Since 1942, M.T. Kalashnikov worked at the Central Small Arms and Mortar Research Range. There in 1944 he created a model of a self-loading carbine, which subsequently served as a prototype for an assault rifle, which he began developing in 1945.
In 1948, he was sent to the Izhevsk Motor Plant to participate in developing technical documentation and organizing the production of the first preproduction lot of his assault rifle.
In 1949, the assault rifle was adopted by the Soviet Army and Kalashnikov was awarded the Stalin Prize and the Order of the Red Star.

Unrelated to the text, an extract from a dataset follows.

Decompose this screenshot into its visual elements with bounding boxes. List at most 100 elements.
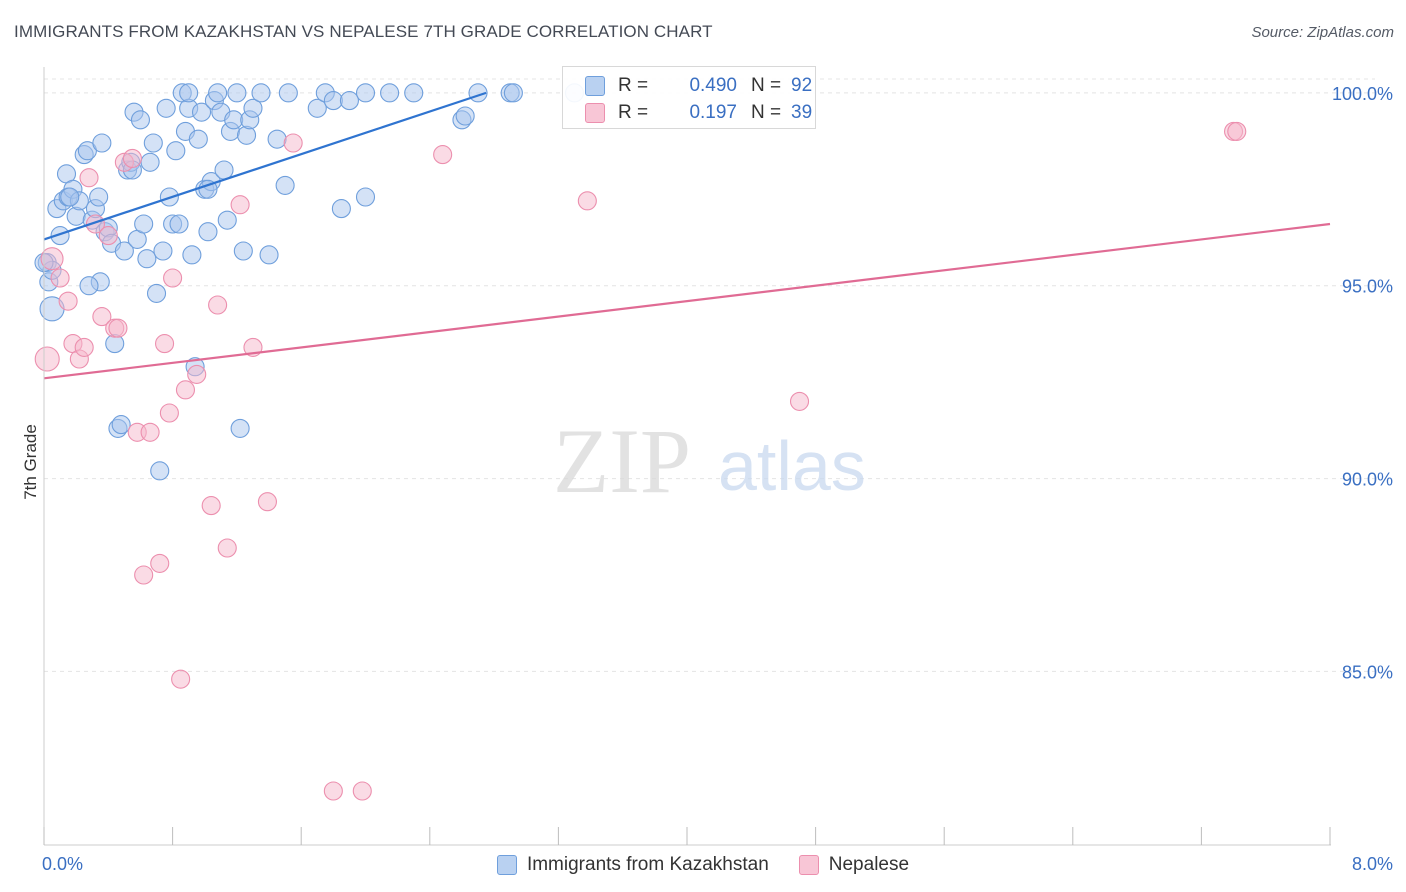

Later, dozens of prototypes of automatic small arms were developed at the Izhevsk Machine-Building Plant based on the basis of the Kalashnikov assault rifle.
In 1971, M.T. Kalashnikov was awarded the degree of Doctor of Technical Sciences for his design work and inventions. He is the author of 35 inventions.
In 1999 he was promoted to lieutenant general.
He died on December 23, 2013 in Izhevsk and buried in the Pantheon of Heroes of the Federal Military Memorial Cemetery.